[TRIBUNE] Une innovation républicaine : la démocratie sans le peuple
Nombreux sont ceux qui se désolent du mépris d’une partie des élus pour les préoccupations réelles du peuple : insécurité, immigration hors de contrôle, déclassement, baisse du niveau de vie, difficultés d’accès aux soins, administration invasive, effondrement scolaire, racket fiscal, impuissance publique… La liste pourrait s’allonger comme une liste à la Prévert. Mais s’agit-il là d’une dérive du système ou de son développement logique ?
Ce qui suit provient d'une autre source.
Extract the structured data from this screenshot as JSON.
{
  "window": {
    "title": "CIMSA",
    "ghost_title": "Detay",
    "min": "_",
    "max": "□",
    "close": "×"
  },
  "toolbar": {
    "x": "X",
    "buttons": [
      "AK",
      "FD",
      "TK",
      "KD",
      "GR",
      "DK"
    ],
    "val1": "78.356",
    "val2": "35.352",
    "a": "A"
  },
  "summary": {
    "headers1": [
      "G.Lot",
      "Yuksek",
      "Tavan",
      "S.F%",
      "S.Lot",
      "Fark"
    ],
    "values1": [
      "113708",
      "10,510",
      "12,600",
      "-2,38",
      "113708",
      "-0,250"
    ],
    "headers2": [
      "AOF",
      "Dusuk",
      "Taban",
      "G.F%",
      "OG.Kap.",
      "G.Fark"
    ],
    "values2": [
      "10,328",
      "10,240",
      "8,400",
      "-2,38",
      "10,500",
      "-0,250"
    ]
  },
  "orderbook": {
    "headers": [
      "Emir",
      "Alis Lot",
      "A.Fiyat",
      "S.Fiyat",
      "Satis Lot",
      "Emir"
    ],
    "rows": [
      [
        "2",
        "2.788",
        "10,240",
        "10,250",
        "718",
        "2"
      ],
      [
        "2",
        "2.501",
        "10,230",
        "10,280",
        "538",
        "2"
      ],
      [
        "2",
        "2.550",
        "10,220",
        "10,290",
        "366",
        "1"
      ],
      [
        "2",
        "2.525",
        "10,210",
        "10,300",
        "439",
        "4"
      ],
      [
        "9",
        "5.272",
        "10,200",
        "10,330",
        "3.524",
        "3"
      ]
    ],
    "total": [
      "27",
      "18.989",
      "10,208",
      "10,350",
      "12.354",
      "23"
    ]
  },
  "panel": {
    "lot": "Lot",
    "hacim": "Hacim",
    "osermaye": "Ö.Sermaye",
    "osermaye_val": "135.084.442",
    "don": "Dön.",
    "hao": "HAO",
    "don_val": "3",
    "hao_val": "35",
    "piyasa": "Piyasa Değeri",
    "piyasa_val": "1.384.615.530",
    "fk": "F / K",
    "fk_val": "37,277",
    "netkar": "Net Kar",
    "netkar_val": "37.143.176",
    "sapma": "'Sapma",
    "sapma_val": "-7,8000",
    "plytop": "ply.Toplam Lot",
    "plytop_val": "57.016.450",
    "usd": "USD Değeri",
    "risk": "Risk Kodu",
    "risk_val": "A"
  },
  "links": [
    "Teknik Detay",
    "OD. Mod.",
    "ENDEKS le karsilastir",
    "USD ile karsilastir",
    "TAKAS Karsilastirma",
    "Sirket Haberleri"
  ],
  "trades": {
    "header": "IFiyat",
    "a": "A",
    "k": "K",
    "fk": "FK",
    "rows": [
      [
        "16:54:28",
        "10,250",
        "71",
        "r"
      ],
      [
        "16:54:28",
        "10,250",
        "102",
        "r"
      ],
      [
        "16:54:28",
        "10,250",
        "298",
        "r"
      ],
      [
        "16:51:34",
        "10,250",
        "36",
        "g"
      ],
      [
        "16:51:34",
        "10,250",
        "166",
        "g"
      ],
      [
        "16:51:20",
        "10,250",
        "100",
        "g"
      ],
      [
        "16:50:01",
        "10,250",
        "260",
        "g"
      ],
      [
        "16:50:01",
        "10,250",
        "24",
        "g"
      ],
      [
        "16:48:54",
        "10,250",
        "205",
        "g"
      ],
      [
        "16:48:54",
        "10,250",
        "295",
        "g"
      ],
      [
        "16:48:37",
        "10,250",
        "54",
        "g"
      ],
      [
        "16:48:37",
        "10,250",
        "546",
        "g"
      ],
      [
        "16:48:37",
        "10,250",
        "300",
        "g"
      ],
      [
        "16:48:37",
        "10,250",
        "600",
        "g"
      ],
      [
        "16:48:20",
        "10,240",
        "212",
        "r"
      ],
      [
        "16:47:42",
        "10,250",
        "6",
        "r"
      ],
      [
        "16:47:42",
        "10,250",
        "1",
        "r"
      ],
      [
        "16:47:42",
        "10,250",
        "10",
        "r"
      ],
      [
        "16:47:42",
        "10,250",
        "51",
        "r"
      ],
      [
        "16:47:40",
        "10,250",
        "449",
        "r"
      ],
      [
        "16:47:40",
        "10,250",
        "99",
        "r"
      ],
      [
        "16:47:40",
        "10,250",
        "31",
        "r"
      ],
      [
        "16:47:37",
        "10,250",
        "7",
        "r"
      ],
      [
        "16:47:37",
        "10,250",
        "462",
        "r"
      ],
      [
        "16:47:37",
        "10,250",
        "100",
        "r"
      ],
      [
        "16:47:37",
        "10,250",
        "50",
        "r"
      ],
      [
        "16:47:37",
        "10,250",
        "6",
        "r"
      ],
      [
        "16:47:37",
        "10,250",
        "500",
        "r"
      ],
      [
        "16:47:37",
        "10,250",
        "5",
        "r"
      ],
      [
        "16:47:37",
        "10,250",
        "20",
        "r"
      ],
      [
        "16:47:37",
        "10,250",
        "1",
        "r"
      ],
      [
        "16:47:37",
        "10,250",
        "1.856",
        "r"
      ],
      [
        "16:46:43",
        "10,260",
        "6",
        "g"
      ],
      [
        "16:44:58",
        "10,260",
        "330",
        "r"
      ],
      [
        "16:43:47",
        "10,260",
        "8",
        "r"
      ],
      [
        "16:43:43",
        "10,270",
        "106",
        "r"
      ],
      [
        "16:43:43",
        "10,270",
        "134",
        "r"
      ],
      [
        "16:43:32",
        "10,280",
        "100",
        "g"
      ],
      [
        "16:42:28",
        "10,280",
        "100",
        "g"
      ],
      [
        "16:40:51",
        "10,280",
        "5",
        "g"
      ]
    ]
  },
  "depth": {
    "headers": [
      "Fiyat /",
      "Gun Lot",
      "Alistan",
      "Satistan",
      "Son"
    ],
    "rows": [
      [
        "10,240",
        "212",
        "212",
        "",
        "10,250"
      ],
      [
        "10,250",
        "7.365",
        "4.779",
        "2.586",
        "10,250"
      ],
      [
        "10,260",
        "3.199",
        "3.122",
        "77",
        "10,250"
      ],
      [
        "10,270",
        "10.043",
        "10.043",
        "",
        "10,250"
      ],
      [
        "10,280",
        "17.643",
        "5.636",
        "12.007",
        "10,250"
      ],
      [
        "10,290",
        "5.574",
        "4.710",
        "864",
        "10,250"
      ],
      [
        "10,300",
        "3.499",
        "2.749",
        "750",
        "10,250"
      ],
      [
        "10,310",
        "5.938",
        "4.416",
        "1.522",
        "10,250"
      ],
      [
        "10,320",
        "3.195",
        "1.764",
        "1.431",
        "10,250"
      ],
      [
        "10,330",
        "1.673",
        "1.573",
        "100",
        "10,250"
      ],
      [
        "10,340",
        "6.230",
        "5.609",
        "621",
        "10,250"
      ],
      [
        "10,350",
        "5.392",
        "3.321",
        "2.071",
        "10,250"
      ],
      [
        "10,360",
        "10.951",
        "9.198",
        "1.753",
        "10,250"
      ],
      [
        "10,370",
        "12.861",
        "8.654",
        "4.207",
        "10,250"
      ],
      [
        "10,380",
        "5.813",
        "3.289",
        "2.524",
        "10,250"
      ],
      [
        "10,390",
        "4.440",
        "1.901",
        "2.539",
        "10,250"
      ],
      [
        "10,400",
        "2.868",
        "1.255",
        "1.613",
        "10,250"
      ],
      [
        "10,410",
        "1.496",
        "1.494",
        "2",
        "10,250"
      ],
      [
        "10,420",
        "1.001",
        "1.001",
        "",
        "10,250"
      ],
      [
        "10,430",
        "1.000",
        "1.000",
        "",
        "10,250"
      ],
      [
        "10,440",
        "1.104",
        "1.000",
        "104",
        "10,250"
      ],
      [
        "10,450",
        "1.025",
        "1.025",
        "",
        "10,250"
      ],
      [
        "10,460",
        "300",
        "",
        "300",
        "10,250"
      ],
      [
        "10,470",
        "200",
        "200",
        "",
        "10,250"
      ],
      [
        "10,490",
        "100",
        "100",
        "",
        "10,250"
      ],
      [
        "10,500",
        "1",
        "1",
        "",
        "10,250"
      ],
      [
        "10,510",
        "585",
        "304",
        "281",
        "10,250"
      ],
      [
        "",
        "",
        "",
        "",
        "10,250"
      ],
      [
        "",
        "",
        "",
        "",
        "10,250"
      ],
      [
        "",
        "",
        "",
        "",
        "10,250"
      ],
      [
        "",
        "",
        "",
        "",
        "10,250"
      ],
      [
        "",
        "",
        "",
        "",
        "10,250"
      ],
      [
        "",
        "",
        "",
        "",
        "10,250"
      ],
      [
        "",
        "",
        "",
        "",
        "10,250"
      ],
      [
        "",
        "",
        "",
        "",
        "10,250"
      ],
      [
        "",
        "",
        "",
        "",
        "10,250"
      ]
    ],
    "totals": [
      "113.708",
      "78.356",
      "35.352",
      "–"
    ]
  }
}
Jean-Claude Juncker, ex-président de la Commission européenne, avait d’une certaine façon exprimé ce qu’est « la démocratie limitée » en janvier 2015, en déclarant au Figaro : « Il ne peut y avoir de choix démocratique contre les traités. » C'est-à-dire que le droit primerait la volonté du peuple. C’est oublier un peu vite qu’en démocratie, la loi, donc le droit, est l’émanation de la volonté populaire. Du moins, en principe. Qu’elle soit votée par les supposés représentants du peuple ou le peuple lui-même par voie référendaire. Et que le peuple peut revenir sur ce qu’il a décidé à un moment donné.
Refus des mandats impératifs
Avec le traité de Lisbonne, Nicolas Sarkozy a démontré le peu de cas que l’oligarchie dominante - politique, journalistique et économique - fait de la volonté populaire. Mais est-ce bien nouveau ou n’est-ce pas dans la logique du système mis en place en 1789 ? En effet, dès juin-juillet 1789, les députés des États généraux qui s’étaient autoproclamés « Assemblée nationale constituante » ont refusé les mandats impératifs figurant dans les cahiers de doléances. Les députés ont ainsi affirmé qu’ils représentaient la nation tout entière et non leurs électeurs ! Tout cela découlait sans doute du pamphlet de l’abbé Sieyès Qu’est-ce que le Tiers État ? dans lequel il affirmait que les députés devraient exercer un mandat représentatif et non impératif, mais surtout du Contrat social de Jean-Jacques Rousseau, manuel de tous les totalitarismes, qui développe la théorie de « la volonté générale » qui représenterait l’intérêt de tous les citoyens et qui est, en fait, proprement despotique. Au demeurant, le « doux Jean-Jacques » énonçait : « Quiconque refusera d’obéir à la volonté générale y sera contraint par tout le corps, ce qui ne signifie autre chose qu’on le forcera d’être libre... » Superbe oxymore idéologique. Cette théorie conjuguée avec le caractère non impératif des mandats électifs est le fondement de la dérive totalitaire des systèmes démocratiques, qui ne sont rien d’autres que des oligarchies électives tempérées par la cooptation, dont l’éloignement du peuple s’accroît avec le temps.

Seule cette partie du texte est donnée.